Bij haar uitspraak heeft de Afdeling verweerder opgedragen om een nieuwe beslissing te nemen met inachtneming van hetgeen is overwogen onder punt 2.6 en 2.6.1 van die uitspraak.
3.
De rechtbank stelt vast dat verweerder met het thans voorliggende besluit opnieuw niet heeft voldaan aan de opdracht van de Afdeling om de aanvraag te toetsen aan de in artikel 75 Ffw gestelde eisen. Het thans voorliggende nieuwe besluit vormt daarentegen een herhaling van hetgeen verweerder als zijn standpunt ter zake de steenuil en de kerkuil heeft geformuleerd in het door de Afdeling vernietigde besluit van 29 maart 2012, met als conclusie dat er geen sprake is van overtreding van artikel 11 Ffw. Voor een zodanig standpunt bestond evenwel, gelet op de eerdere uitspraken van de Afdeling, niet langer ruimte. Anders dan de derde partij meent, is de situatie niet veranderd ten opzichte van de eerdere beslissing. Ook toen bevond zich in het pand op het perceel Westerweg 76 geen kerkuil meer en zaten er geen steenuilen in het gebied waar de werkzaamheden zouden plaatsvinden. Dit zo zijnde kan de beslissing van de rechtbank geen andere zijn dan een gegrondverklaring van het beroep van eiseressen en een vernietiging van het bestreden besluit.
4.
De rechtbank veroordeelt verweerder in de door eiseressen gemaakte proceskosten. Deze kosten stelt de rechtbank op grond van het Besluit proceskosten bestuursrecht voor de door een derde beroepsmatig verleende rechtsbijstand vast op € 944,- (1 punt voor het indienen van het beroepschrift en 1 punt voor het verschijnen ter zitting met een waarde per punt van € 472,- en een wegingsfactor 1).

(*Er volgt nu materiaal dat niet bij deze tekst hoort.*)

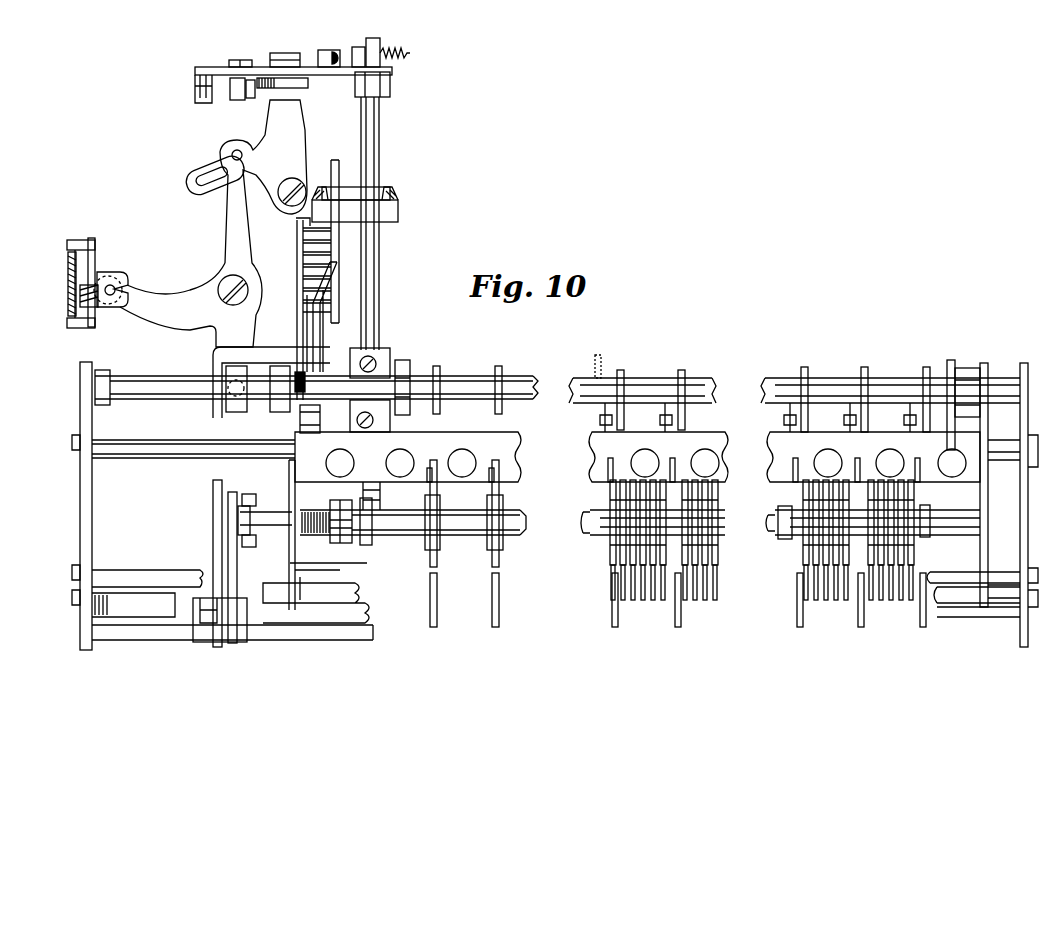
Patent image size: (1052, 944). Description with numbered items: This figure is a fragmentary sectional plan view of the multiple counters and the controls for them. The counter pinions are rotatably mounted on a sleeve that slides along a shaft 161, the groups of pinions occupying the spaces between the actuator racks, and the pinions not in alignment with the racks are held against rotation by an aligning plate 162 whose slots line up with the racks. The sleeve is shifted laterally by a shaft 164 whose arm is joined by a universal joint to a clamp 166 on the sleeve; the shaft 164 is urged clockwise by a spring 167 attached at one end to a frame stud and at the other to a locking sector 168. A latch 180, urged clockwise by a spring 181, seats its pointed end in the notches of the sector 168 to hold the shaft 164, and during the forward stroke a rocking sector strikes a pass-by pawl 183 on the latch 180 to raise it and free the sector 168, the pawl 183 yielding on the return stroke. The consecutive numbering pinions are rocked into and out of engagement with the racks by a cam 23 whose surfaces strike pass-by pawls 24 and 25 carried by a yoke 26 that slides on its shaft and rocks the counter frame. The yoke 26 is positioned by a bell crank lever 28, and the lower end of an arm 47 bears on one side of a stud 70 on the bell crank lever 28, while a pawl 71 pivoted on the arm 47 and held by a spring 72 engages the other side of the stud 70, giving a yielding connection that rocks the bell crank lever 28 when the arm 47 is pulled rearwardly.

The spring 181 is at (338, 50).
The spring 167 is at (410, 53).
The locking sector 168 is at (392, 88).
The pass-by pawl 183 is at (196, 86).
The latch 180 is at (335, 75).
The cam 23 is at (335, 256).
The shaft 164 is at (380, 302).
The pass-by pawl 25 is at (320, 304).
The pass-by pawl 24 is at (307, 372).
The yoke 26 is at (250, 352).
The bell crank lever 28 is at (162, 328).
The arm 47 is at (92, 260).
The stud 70 is at (118, 289).
The spring 72 is at (68, 287).
The pawl 71 is at (82, 322).
The clamp 166 is at (342, 506).
The aligning plate 162 is at (727, 478).
The shaft 161 is at (778, 535).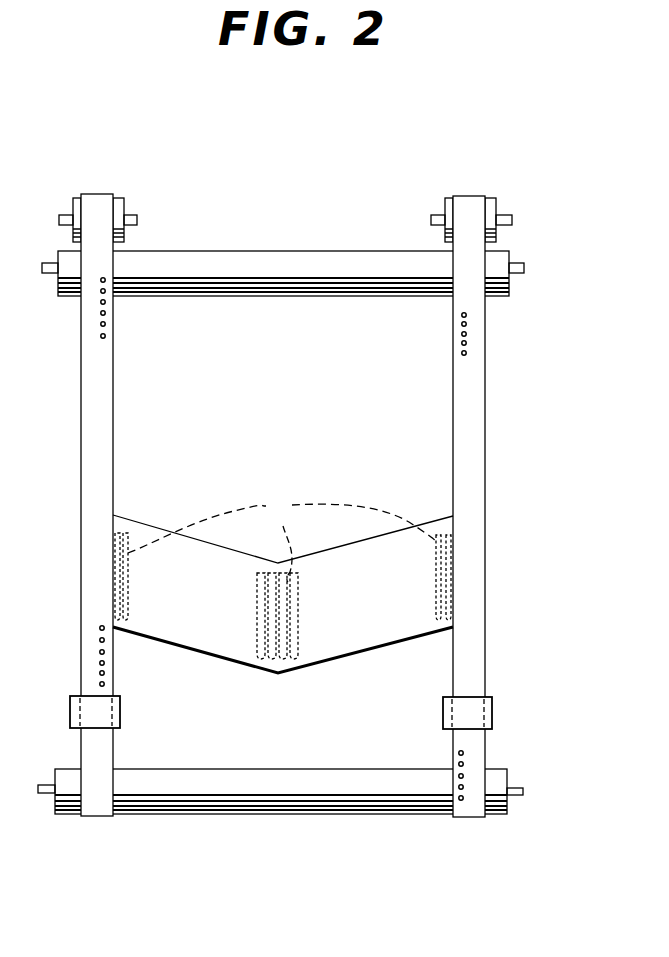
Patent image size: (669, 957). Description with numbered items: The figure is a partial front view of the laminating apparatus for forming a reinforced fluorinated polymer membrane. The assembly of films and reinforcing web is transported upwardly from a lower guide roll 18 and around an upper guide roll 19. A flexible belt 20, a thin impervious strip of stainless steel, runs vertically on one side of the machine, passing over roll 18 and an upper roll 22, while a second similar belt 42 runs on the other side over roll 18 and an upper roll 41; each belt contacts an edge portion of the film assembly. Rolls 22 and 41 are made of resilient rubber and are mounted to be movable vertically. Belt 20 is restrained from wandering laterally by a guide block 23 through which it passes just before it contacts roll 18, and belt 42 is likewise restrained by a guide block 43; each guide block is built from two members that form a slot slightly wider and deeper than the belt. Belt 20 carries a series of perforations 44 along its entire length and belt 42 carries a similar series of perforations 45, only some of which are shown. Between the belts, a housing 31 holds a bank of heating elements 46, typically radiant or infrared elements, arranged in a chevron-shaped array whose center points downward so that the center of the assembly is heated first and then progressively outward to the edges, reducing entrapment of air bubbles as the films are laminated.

The guide roll 18 is at (280, 800).
The guide roll 19 is at (284, 284).
The flexible belt 20 is at (470, 396).
The roll 22 is at (490, 210).
The guide block 23 is at (466, 710).
The housing 31 is at (345, 645).
The roll 41 is at (74, 204).
The belt 42 is at (90, 418).
The guide block 43 is at (98, 712).
The perforations 44 is at (467, 343).
The perforations 45 is at (100, 324).
The heating elements 46 is at (282, 542).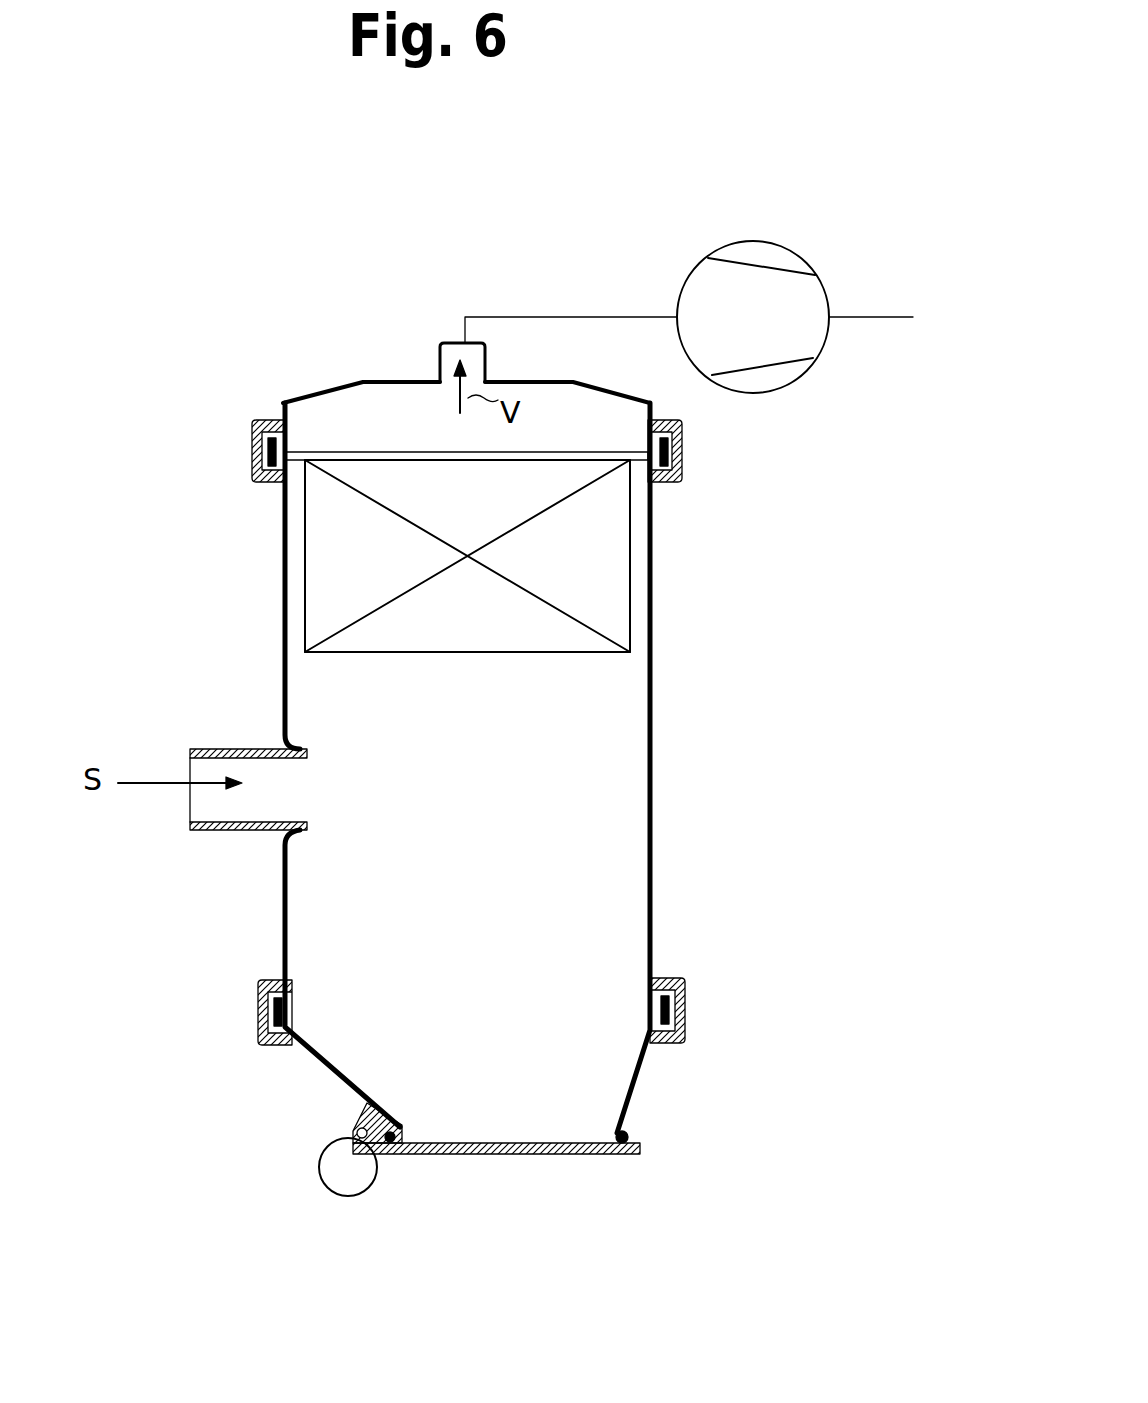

Omdat de rechtbank het beroep gegrond verklaart, bepaalt de rechtbank dat verweerder aan eiseressen het door hen betaalde griffierecht vergoedt.
Beslissing
De rechtbank
- verklaart het beroep gegrond;
- vernietigt het bestreden besluit;
- draagt verweerder op binnen 10 weken na de dag van verzending van deze uitspraak een nieuw besluit te nemen op het bezwaar met inachtneming van deze uitspraak;
- draagt verweerder op het betaalde griffierecht van € 310,- aan eiseressen te vergoeden;
- veroordeelt verweerder in de proceskosten tot een bedrag van € 944,- te betalen aan eiseressen.
Deze uitspraak is gedaan door mr. I.M. Ludwig, rechter, in aanwezigheid van R.I. ten Cate, griffier. De beslissing is in het openbaar uitgesproken op 28 augustus 2013.
griffier rechter
afschrift verzonden aan partijen op:
Rechtsmiddel
Tegen deze uitspraak kan binnen zes weken na de dag van verzending daarvan hoger beroep worden ingesteld bij de Afdeling bestuursrechtspraak van de Raad van State.